Leaf diseases represent a major threat to agricultural productivity and phytosanitary management, especially due to their rapid spread in crops. Manual plant inspection, the traditional method for detecting this type of affections, has several limitations: it is slow, subjective and difficult to scale up to large crop areas. Moreover, when symptoms are visible, in many cases it may be too late to apply effective control measures, increasing the risk of yield losses.
In this context, the FresQia demonstrator presents a proof-of-concept for automatic detection of foliar symptoms using computer vision and quantum computing, with the aim of supporting automated agronomic crop monitoring.
The proposed solution implements automatic plant condition monitoring using computer vision systems, integrating quantum computing techniques for the analysis of complex visual patterns. The approach compares classical models with Quantum Convolutional Neural Networks (QCNN), exploring the potential of hybrid models in precision agriculture applications.
Applied methodology
The developed system is structured in three main stages.

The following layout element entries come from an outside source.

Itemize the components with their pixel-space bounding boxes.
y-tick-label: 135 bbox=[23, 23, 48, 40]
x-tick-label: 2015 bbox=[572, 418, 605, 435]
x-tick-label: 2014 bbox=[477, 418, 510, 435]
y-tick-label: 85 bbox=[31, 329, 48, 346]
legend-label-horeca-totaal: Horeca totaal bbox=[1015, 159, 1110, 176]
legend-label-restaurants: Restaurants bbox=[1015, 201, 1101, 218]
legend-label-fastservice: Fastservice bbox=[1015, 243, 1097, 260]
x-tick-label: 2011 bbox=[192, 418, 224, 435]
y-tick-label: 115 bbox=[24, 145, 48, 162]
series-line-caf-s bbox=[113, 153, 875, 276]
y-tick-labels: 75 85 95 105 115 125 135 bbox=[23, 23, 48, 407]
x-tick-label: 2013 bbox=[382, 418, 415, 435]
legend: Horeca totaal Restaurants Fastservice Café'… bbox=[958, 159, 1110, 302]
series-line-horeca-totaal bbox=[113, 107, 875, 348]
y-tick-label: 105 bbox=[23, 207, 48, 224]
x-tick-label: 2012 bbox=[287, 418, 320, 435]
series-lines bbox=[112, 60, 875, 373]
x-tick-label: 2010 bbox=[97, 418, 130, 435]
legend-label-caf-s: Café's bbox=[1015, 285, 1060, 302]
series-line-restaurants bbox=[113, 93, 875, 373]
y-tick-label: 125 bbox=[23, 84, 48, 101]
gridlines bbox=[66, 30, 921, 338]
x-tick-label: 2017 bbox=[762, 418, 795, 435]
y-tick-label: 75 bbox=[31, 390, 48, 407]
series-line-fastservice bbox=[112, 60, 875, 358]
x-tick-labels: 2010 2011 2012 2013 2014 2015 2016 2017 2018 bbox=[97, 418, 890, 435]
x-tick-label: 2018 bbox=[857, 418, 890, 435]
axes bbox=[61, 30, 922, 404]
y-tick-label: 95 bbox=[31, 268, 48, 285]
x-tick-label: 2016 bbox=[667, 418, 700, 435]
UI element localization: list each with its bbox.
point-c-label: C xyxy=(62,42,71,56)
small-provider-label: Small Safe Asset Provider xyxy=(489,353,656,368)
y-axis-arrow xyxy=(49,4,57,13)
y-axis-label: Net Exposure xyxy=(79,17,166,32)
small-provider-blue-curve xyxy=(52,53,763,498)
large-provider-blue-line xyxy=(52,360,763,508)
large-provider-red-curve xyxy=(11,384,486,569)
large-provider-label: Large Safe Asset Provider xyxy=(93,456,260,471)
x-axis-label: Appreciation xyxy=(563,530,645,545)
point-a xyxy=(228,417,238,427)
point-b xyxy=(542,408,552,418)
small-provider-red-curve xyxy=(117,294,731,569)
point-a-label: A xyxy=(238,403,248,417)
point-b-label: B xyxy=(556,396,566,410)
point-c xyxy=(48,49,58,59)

The first stage consists of capturing images in a controlled greenhouse growing environment, taking advantage of stable lighting conditions that allow obtaining high quality images. The images are taken over a line of potted crops with typical plant spacings, which facilitates individual plant identification and reduces leaf overlap. Even so, the system must face challenges inherent to these environments, such as overlap between leaves or the presence of background elements, such as weeds or pests.
The second stage corresponds to the automatic detection of leaves within each image. This uses a single-stage object detection architecture widely used in machine vision applications for its balance between accuracy and efficiency. The system automatically generates clippings of each detected leaf, scaled to 16×16 pixels from the original image. This process allows isolating the relevant information and optimizing the data that will later be processed by the classifier.
The third stage corresponds to the classification of the leaves, in order to determine whether the leaf is healthy or shows symptoms of leaf disease. This classification is performed using a Quantum Convolutional Neural Network (QCNN), whose results are compared with those obtained using a classical convolutional neural network (CNN).
Experiments were performed using a quantum emulation platform on classical HPC infrastructures, developed and maintained by CTIC. The QUTE platform is available to the research community and allows the execution and extension of the experiments presented, upon access request.
Results achieved
Preliminary results show a good performance of the system under favorable lighting conditions and when leaf symptoms are clearly visible.
However, some limitations are identified in more complex situations, such as in cases of leaf overlapping or when leaves are partially hidden in the image. The work analyzes these limitations and raises possible improvements to increase the robustness of the system in real agricultural environments.
Impact and application potential
The aim of this approach is to favor the early detection of foliar affections, which can contribute to reduce crop losses and decrease the dependence on pesticides, thus improving the sustainability of agricultural production.
In this study, the system has been applied to the analysis of strawberry leaves grown in greenhouses, although the methodology could be extended to other crops with visible leaf symptoms.
From a technological point of view, the work validates the feasibility of hybrid-quantum solutions for agricultural image analysis. The proposed architecture is compact and efficient, requiring less training data and lower memory consumption than many classical models, which facilitates its possible integration into agricultural devices and field monitoring systems.
In addition, the approach presents a high potential for scalability, with possibilities for continuous improvement as algorithms and quantum hardware evolve.